Sorry to have bothered you translate Turkish
107 parallel translation
I'm sorry to have bothered you.
Sizi rahatsız ettiğim için kusuruma bakmayın.
Sorry to have bothered you.
Rahatsız ettiğim için üzgünüm.
I'm sorry to have bothered you.
Rahatsız ettiğimiz için kusura bakmayın.
Well, sorry to have bothered you.
Peki canınızı sıktığımız için üzgünüm
Martin, sorry to have bothered you at home.
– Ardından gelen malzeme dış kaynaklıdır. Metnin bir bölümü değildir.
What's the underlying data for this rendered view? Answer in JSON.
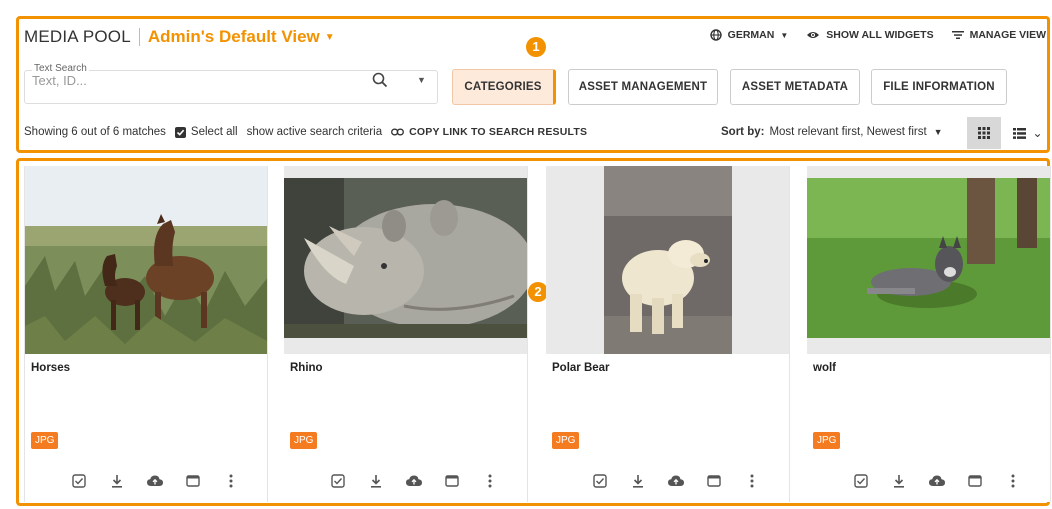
{
  "header": {
    "app_title": "MEDIA POOL",
    "view_name": "Admin's Default View",
    "language_label": "GERMAN",
    "show_widgets_label": "SHOW ALL WIDGETS",
    "manage_view_label": "MANAGE VIEW"
  },
  "search": {
    "legend": "Text Search",
    "placeholder": "Text, ID..."
  },
  "filters": {
    "categories": "CATEGORIES",
    "asset_management": "ASSET MANAGEMENT",
    "asset_metadata": "ASSET METADATA",
    "file_information": "FILE INFORMATION"
  },
  "results": {
    "count_text": "Showing 6 out of 6 matches",
    "select_all": "Select all",
    "active_criteria": "show active search criteria",
    "copy_link": "COPY LINK TO SEARCH RESULTS",
    "sort_label": "Sort by:",
    "sort_value": "Most relevant first, Newest first"
  },
  "callouts": {
    "one": "1",
    "two": "2"
  },
  "cards": [
    {
      "name": "Horses",
      "type": "JPG"
    },
    {
      "name": "Rhino",
      "type": "JPG"
    },
    {
      "name": "Polar Bear",
      "type": "JPG"
    },
    {
      "name": "wolf",
      "type": "JPG"
    }
  ],
  "colors": {
    "accent": "#f39200",
    "badge": "#f47b20",
    "active_filter_bg": "#fdeadb"
  },
  "icons": [
    "globe-icon",
    "eye-icon",
    "filter-icon",
    "search-icon",
    "link-icon",
    "grid-view-icon",
    "list-view-icon",
    "select-checkbox-icon",
    "download-icon",
    "upload-cloud-icon",
    "window-icon",
    "more-vert-icon"
  ]
}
Martin, evde seni rahatsız ettiğime üzgünüm.
- Sorry to have bothered you.
- Rahatsız ettiğim için üzgünüm.
Sorry to have bothered you, Ms. Hudson.
Sizi rahatsız ettiğimiz için üzgünüz Bayan Hudson.
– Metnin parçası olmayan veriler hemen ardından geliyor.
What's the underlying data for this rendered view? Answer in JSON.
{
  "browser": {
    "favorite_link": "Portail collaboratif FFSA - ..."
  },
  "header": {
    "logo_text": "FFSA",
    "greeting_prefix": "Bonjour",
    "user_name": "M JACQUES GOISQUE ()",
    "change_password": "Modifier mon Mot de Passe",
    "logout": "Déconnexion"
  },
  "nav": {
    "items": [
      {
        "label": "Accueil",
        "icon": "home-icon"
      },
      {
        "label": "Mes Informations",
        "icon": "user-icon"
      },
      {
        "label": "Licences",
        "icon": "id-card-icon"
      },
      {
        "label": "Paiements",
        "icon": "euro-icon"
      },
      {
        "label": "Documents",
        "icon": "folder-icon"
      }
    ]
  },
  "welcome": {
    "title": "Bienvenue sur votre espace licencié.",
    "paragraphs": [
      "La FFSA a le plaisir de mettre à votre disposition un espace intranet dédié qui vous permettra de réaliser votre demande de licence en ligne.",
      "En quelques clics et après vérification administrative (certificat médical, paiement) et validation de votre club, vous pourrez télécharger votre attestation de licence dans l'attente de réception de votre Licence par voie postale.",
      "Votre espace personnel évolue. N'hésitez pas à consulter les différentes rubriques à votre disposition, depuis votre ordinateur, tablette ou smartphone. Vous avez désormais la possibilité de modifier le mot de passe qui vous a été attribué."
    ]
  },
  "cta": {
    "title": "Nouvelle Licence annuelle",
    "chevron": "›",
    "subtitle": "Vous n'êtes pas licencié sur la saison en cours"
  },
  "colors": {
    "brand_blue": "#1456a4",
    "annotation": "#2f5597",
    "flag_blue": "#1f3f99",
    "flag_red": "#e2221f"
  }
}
I've very sorry to have bothered you.
Sizi rahatsız ettiğim için özür dilerim.
Sorry to have bothered you this way.
Size de iş çıkardık kusurumuza bakmayın.
We are sorry to have bothered you.
Verdiğimiz rahatsızlıktan dolayı özür dileriz.
I'm sorry to have bothered you, sir.
Rahatsız ettiğim için üzgünüm efendim.
I'm sorry to have bothered you here.
Sizi zahmet verdiğim için üzgünüm!
Sorry to have bothered you for nothing
Sizi boşuna rahatsız ettiğim için üzgünüm
I'm sorry to have bothered you.
Rahatsız ettiğim için üzgünüm.
Sorry to have bothered you, boss.
Canınızı sıktığım için üzgünüm, şef.
Sorry to have bothered you.
Rahatsız ettiğim için özür dilerim.
Gentlemen, sorry to have bothered you.
- İşte eşi. - Baylar, sizi rahatsız ettiğimiz için özür dileriz.
Sorry to have bothered you, but I panicked.
Rahatsız ettiğime üzüldüm. Paniklemiştim.
Sorry to have bothered you.
Üzgünüm rahatsız ettim.
Sorry to have bothered you.
Rahatsız ettiğimiz içi özür dileriz.
I'm sorry to have bothered you, sir.
Zahmet verdiğimiz için özür dilerim efendim.
I am sorry to have bothered you, Miss Lane.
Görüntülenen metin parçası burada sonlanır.